So if anyone wants to have a go at it on the Falcon (or another retro box with a RISC chip inside), here's how the mapper works:
First you need to build a table of coefficients for quadratic equations, offline.
This involves solving and storing A,B,C terms in order to later query y=(Ax^2+Bx+C) for any (x), where (x) is essentially the scene (z) term for a given pixel, and the result (y) approximates (1/z). I'm using a table of 1024 equations but you can optimize in either direction to save space or gain range/accuracy.
It should be possible to use linear equations if the table is big enough, and perhaps save some cycles while still getting a decent(ish) approximation - but for the Falcon's DSP it's not much trouble to just do it properly.
Note that the table stores equations - triplets, not single values. This means you're performing a lookup on a set of curves - not single value samples.

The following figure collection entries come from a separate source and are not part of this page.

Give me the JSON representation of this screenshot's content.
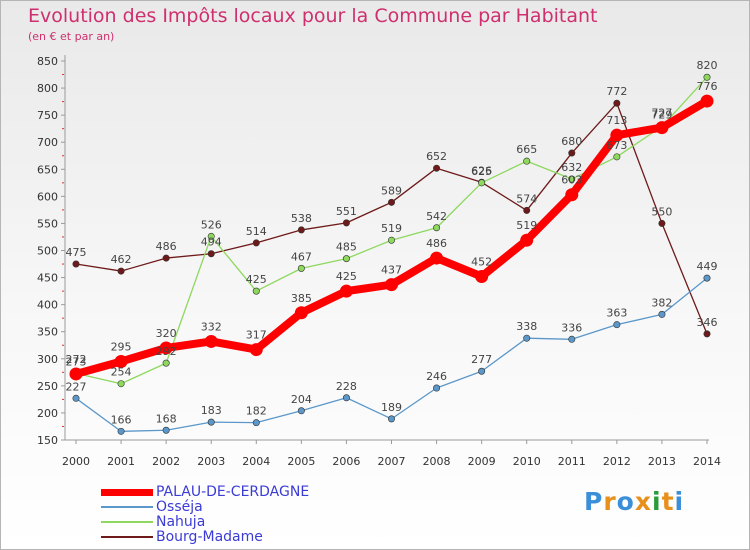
{
  "chart_data": {
    "type": "line",
    "title": "Evolution des Impôts locaux pour la Commune par Habitant",
    "subtitle": "(en € et par an)",
    "xlabel": "",
    "ylabel": "",
    "categories": [
      "2000",
      "2001",
      "2002",
      "2003",
      "2004",
      "2005",
      "2006",
      "2007",
      "2008",
      "2009",
      "2010",
      "2011",
      "2012",
      "2013",
      "2014"
    ],
    "ylim": [
      150,
      850
    ],
    "yticks": [
      150,
      200,
      250,
      300,
      350,
      400,
      450,
      500,
      550,
      600,
      650,
      700,
      750,
      800,
      850
    ],
    "grid": false,
    "legend_position": "bottom-left",
    "series": [
      {
        "name": "Bourg-Madame",
        "color": "#6e1a1a",
        "values": [
          475,
          462,
          486,
          494,
          514,
          538,
          551,
          589,
          652,
          626,
          574,
          680,
          772,
          550,
          346
        ]
      },
      {
        "name": "Nahuja",
        "color": "#8ed85e",
        "values": [
          273,
          254,
          292,
          526,
          425,
          467,
          485,
          519,
          542,
          625,
          665,
          632,
          673,
          729,
          820
        ]
      },
      {
        "name": "Osséja",
        "color": "#5b97c9",
        "values": [
          227,
          166,
          168,
          183,
          182,
          204,
          228,
          189,
          246,
          277,
          338,
          336,
          363,
          382,
          449
        ]
      },
      {
        "name": "PALAU-DE-CERDAGNE",
        "color": "#ff0000",
        "values": [
          272,
          295,
          320,
          332,
          317,
          385,
          425,
          437,
          486,
          452,
          519,
          603,
          713,
          727,
          776
        ]
      }
    ]
  },
  "legend": {
    "items": [
      {
        "label": "PALAU-DE-CERDAGNE",
        "color": "#ff0000"
      },
      {
        "label": "Osséja",
        "color": "#5b97c9"
      },
      {
        "label": "Nahuja",
        "color": "#8ed85e"
      },
      {
        "label": "Bourg-Madame",
        "color": "#6e1a1a"
      }
    ]
  },
  "brand": {
    "letters": [
      "P",
      "r",
      "o",
      "x",
      "i",
      "t",
      "i"
    ],
    "colors": [
      "#3a8fd8",
      "#e8901c",
      "#3a8fd8",
      "#e8901c",
      "#2a9a3a",
      "#e8901c",
      "#3a8fd8"
    ]
  }
}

Generating the table is a bit hard - it involves performing a best-fit on equations using a set of sample points on each curve. I use subdivision but random sampling may work. For most of the table entries, the same 3 points will converge to the best fit, but for entries near the ends of the table the choices will move due to clamping effects enforced on A,B,C for the legal fixedpoint range. It's important to be aware of this detail or you'll get stuck. There are a few gotchas involved in generating the table and due to the nature of best-fit algorithms, you can end up with a broken solver that looks like it is nearly working - beware.
Despite those problems, It's relatively easy to understand/test in floating point because A,B,C can be kept in their natural range. A fixed-point version however is much more difficult since the terms need to be normalized to maximize use of available bits, and for optimal precision they must be differently normalized. This part is a challenge but it can be shown to (just) work with as few as 23 bits + sign for all source terms.
2) Implement the runtime part, which efficiently performs y=(Ax^2+Bx+C).
For this to be efficient, you really need a RISC device with a multiply-accumulate and fast shifting capability. Or at the very least, a very fast multiplier and careful coding. Unfortunately the Falcon's DSP is terrible at shifting and does present some problems of its own here, getting it to work fast. Left as an exercise for the reader
The transform looks a bit like this:
normbits = 23; // for Falcon's 24/48 DSP accumulator - 1 bit auto denorm on this device. should be 32 for a 64bit RISC accumulator.
qbits = 13; // 10 table bits + 13 precision bits == 23
tbits = 8; // arbitrary fraction retained for texture u,v, multiply precision
// during setup, get z, uz, vz normalized into fixedpoint range
z *= (int)(1<<normbits);
x = (int)pixel_z;
ix = (x >> qbits);
A = qtab[ix].A;
B = qtab[ix].B;
Q = qtab[ix].C; // C already shifted by (tbits)
Q += (B*x) >> (normbits-tbits);
Q += (((A*A)>>normbits) * x) >> (normbits-tbits);
return Q;
On the DSP it looks a bit like this (not optimized, not scheduled and missing some details):
Code:
; x0 z
..
schedule these moves elswhere, fuse across >1 iteration
..
move y:qtab_ptr,a
move y:rshft12,y0
mac x0,y0,a y:c_FFFFFE,y0 ; &qtab[(X>>12)]
and y0,a ; &qtab[(X>>13)*2]
move a,r4
..
schedule u,v part here, overlap x/y access if table overlaps low memory etc. etc.
..
move x:(r4),b ; C
mpy x0,x0,a y:(r4)+,y0 ; B
mac y0,x0,b a,x1 y:(r4)+,y0 ; A
mac y0,x1,b ;
..
move b,x0 ; 1/z
...
now multiply x0 (1/z) by uz,vz and combine into texture address. uz,vz should be pre-normalized.